Depending on what type of unsecured loan you have, your wages might be subject to garnishment if you fail to repay your debt. A creditor might also sue you in court and place a lien against your property. If a court awards a judgment to the lender, this could put your personal assets at risk. Laws vary from state to state as to what personal assets would be exempt from seizure.
Unsecured debt vs. secured debt
Unlike unsecured debt, secured debt has an asset attached to it. Two of the most common forms of secured debt are mortgages and auto loans. If you don’t pay those debts, a lender can foreclose on your home or repossess your vehicle.
Since secured loans have assets attached to them, lenders typically charge lower interest rates. For example, while they’re similar products in terms of loan amounts and repayment terms, secured home equity loans have an average rate of 5.78 percent, while unsecured personal loans have an average rate of 11.88 percent.
However, both secured and unsecured debt impact your credit. If you miss a payment, this may be reported to the three major credit bureaus: TransUnion, Experian and Equifax.
Unsecured Debt Secured Debt
Asset attached No Yes
Interest rate Typically higher Typically lower
Consequences of defaulting Lower credit score Lower credit score and repossession of asset attached
Given a title after repaying loan No Yes
How to get rid of unsecured debt
To eliminate unsecured debt, you essentially have two options: pay it off or file for bankruptcy.
If you’re looking to get rid of unsecured debt quicker, you can do so by cutting expenses and reallocating the money saved toward eliminating your debt. You could also look into refinancing your unsecured debt to get a lower interest rate or lower monthly payments.
However, if you are facing extreme financial difficulty or your credit score isn’t good, those two options might not be the right move for you. In that case, you might consider filing for bankruptcy.
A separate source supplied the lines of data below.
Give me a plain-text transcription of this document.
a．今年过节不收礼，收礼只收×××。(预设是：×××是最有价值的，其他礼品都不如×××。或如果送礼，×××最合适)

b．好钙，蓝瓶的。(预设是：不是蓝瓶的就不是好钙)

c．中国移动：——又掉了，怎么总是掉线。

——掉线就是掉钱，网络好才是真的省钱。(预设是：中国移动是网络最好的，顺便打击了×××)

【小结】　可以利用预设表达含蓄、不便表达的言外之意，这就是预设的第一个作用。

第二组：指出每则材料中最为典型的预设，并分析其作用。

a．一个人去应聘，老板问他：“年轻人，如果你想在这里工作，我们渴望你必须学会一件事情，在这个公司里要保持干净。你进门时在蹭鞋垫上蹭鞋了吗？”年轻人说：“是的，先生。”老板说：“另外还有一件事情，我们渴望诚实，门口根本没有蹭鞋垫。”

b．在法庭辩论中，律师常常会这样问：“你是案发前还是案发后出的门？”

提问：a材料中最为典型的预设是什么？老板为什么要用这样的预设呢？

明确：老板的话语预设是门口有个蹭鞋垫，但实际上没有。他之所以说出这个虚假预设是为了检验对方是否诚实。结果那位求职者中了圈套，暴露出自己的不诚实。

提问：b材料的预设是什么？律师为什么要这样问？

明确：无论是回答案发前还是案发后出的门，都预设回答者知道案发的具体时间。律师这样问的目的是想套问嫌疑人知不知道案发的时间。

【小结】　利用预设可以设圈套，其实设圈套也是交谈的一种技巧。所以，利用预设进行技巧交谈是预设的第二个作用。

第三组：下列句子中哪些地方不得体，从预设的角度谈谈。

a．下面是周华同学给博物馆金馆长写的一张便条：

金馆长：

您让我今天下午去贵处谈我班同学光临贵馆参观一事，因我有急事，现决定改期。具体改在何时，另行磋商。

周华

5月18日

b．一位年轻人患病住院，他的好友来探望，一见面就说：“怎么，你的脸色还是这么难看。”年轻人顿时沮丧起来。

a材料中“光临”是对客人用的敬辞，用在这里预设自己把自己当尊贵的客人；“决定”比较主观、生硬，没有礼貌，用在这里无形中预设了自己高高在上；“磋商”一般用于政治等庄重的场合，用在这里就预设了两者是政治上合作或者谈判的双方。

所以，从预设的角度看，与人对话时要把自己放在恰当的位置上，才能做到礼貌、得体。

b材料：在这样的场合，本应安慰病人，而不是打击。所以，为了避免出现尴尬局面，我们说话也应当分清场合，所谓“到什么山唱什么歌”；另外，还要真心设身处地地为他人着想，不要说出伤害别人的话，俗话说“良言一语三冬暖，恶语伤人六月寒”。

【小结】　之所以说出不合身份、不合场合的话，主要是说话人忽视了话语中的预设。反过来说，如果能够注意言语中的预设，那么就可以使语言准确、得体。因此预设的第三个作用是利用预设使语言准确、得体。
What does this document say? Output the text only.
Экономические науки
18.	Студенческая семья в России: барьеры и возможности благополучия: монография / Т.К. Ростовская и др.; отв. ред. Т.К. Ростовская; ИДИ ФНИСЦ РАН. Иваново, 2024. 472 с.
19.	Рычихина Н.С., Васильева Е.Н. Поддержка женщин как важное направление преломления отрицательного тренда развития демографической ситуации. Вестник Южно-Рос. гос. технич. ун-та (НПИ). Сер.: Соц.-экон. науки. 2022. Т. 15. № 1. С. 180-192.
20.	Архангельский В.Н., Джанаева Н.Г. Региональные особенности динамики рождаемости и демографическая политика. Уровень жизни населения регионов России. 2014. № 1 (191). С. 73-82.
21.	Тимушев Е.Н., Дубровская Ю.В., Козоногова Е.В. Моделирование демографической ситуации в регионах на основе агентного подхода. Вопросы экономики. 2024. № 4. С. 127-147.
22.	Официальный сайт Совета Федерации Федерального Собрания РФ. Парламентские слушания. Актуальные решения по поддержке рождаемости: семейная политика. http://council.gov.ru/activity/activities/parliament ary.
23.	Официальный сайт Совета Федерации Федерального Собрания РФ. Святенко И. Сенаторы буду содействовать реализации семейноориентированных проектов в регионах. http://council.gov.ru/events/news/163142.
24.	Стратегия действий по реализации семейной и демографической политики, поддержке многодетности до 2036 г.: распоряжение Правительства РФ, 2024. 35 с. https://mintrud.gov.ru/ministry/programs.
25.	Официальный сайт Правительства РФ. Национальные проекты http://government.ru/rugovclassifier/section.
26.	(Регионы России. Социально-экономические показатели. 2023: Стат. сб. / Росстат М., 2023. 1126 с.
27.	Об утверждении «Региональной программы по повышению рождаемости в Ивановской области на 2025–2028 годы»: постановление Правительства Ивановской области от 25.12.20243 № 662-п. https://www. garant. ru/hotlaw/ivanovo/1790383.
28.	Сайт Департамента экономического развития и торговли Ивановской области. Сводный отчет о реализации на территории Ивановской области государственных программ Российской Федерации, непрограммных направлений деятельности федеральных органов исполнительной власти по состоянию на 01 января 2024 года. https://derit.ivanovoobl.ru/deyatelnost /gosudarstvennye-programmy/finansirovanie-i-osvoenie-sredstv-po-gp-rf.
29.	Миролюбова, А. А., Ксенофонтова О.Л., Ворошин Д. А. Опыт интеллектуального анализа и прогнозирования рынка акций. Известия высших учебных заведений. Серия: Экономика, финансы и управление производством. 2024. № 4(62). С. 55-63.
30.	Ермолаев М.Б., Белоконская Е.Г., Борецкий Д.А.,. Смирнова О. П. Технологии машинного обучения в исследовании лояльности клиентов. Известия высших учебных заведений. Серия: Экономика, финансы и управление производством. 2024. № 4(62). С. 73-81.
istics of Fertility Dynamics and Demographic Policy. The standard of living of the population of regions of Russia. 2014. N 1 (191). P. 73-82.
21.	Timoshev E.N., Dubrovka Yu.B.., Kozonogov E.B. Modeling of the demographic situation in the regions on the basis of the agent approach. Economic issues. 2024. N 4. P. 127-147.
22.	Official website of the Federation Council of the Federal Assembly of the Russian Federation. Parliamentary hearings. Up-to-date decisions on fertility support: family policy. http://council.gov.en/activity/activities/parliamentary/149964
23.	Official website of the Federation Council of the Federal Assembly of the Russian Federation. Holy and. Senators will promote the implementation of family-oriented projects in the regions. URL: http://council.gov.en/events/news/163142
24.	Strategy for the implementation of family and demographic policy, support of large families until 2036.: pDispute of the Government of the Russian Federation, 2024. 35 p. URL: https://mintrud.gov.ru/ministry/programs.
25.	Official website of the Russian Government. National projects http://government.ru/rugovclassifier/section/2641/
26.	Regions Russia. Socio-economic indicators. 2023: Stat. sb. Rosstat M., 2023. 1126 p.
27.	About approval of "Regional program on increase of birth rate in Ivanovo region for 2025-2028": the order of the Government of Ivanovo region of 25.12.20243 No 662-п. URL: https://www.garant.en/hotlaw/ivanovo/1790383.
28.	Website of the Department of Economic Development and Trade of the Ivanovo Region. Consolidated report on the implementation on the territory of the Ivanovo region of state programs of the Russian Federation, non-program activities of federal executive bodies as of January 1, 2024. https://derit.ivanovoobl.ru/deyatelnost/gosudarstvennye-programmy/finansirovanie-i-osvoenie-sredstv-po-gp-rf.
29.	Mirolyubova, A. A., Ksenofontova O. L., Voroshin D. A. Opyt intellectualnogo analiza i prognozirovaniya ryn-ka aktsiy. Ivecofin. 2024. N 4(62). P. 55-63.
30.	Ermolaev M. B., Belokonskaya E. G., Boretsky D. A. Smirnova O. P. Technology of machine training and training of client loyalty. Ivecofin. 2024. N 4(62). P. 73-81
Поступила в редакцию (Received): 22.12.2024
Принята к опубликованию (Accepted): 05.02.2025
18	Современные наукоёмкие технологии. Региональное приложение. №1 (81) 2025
Filing for bankruptcy will allow you to get rid of some unsecured debt like credit card debt, payday loans and personal loans. For student loans, you must prove that repayment would cause undue hardship in order to receive a discharge.
The bottom line
With unsecured loans, your assets are not at risk of being seized unless the court awards a judgment to the lender. However, it is still important to understand the consequences of not paying your unsecured debt. To avoid late fees and serious harm to your credit score, create a plan to pay off your unsecured debt before applying.